This Article is From Oct 16, 2016

Nobel Laureate Bob Dylan's Only India Visit, Was For This Wedding In Kolkata

Bob Dylan was hosted by Kolkata when he had visited to attend the wedding of folk singer Purna Das Baul.

Kolkata: Kolkata has a special love for Bob Dylan's music, and his Nobel win has his fans ecstatic.

But many of them don't know of the musician's relation with the city.

In 1990, Mr Dylan was hosted by Kolkata when he had visited to attend the wedding of son of folk singer and musician Purna Das Baul.

Mr Dylan, whose visit was not made public, had lived a three-storey building in the narrow lanes of Dhakuria in South Kolkata. This is the only time America's Baul, as Bob Dylan once called himself, had come to India.

Folk singer Dibyendu Das was overwhelmed to have Bob Dylan come to his wedding. His father had collaborated with Bob Dylan for the famous Woodstock Festival in the US and had stayed in Bearsville in Woodstock with Mr Dylan.

"You can't describe Bob Dylan in one sentence. He is a great man. He is true artist.  I don't want to talk about his visit to Kolkata as he came here as a friend. We had kept it a secret but after word got out we had to stop the programme," Mr Das told NDTV.

Mr Das is perhaps one of the greatest ambassadors of India with his tunes reaching many countries. He has collaborated with greats like Tina Turner, Mike Jagger, Bob Marley and Bob Dylan.

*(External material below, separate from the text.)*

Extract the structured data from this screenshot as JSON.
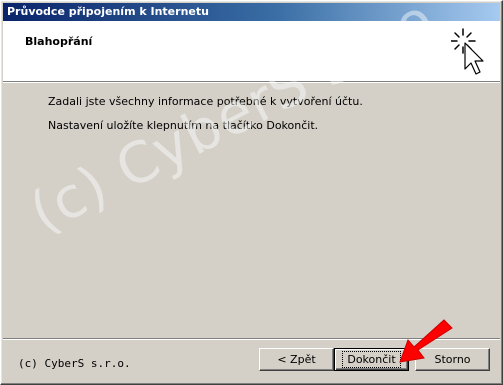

But the relationship Mr Das shares with Dylan goes beyond music. Bob Dylan's ex-manager, Albert Grosman had invited the folk singer from Bengal to the US to perform at a music festival in San Francisco. During this visit, Mr Das also visited Bearsville in Woodstock, where he had stayed with Mr Dylan. The two then became friends.

Mr Das remembers how after knowing that he and his family only eat rice, Dylan had sent a sack of rice to the place where they were staying and insisted they must finish before leaving. He often ate the 'khichdi' cooked by Manju Das Baul, also a singer and Mr Das's wife.

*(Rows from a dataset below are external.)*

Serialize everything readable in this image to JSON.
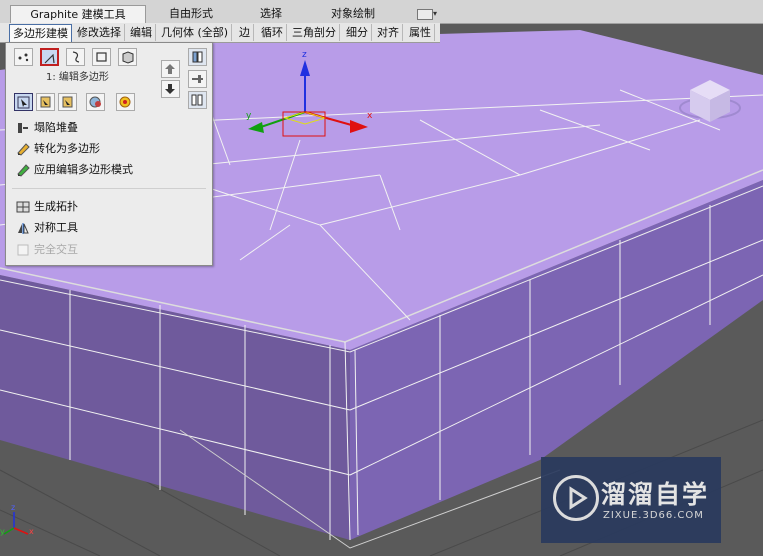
{
  "ribbon": {
    "tabs": [
      {
        "label": "Graphite 建模工具"
      },
      {
        "label": "自由形式"
      },
      {
        "label": "选择"
      },
      {
        "label": "对象绘制"
      }
    ],
    "dropdown": "▾"
  },
  "subtabs": [
    "多边形建模",
    "修改选择",
    "编辑",
    "几何体 (全部)",
    "边",
    "循环",
    "三角剖分",
    "细分",
    "对齐",
    "属性"
  ],
  "panel": {
    "hint": "1: 编辑多边形",
    "items": [
      {
        "label": "塌陷堆叠",
        "icon": "collapse-stack-icon"
      },
      {
        "label": "转化为多边形",
        "icon": "convert-to-poly-icon"
      },
      {
        "label": "应用编辑多边形模式",
        "icon": "apply-edit-poly-icon"
      },
      {
        "label": "生成拓扑",
        "icon": "generate-topology-icon"
      },
      {
        "label": "对称工具",
        "icon": "symmetry-tools-icon"
      },
      {
        "label": "完全交互",
        "icon": "checkbox-icon"
      }
    ]
  },
  "watermark": {
    "title": "溜溜自学",
    "url": "ZIXUE.3D66.COM"
  },
  "gizmo": {
    "x": "x",
    "y": "y",
    "z": "z"
  },
  "colors": {
    "mesh": "#b79be9",
    "mesh_side": "#8c74bb",
    "accent": "#4a6fa5"
  }
}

"When he came, he was here for two hours in my house. And then phone calls started coming from other cities and newspapers. So we decided not to go ahead further and he left immediately," Mr Das told NDTV.

Mr Dylan, says Mr Das, recognized the true power of folk music. Like Baul, a form of folk music from Bengal, Dylan also made his mark in music with a traditional folk form.

"Folk music has no language. Because it comes from the sound of babies. No matter where a baby is born, the first cry, that's folk music," says Dibyendu Das.

Purna Das Baul says Dylan deserved the Nobel and should have got it earlier. He says music and artists like Dylan can bring the world together in times of war.

At a time when there are calls to cut off cultural ties with Pakistan, Mr Das has just returned from Samaa International Festival for Spiritual Music and Chanting where he performed with Pakistani Qawali singers Badar and Bahadur Ali Khan.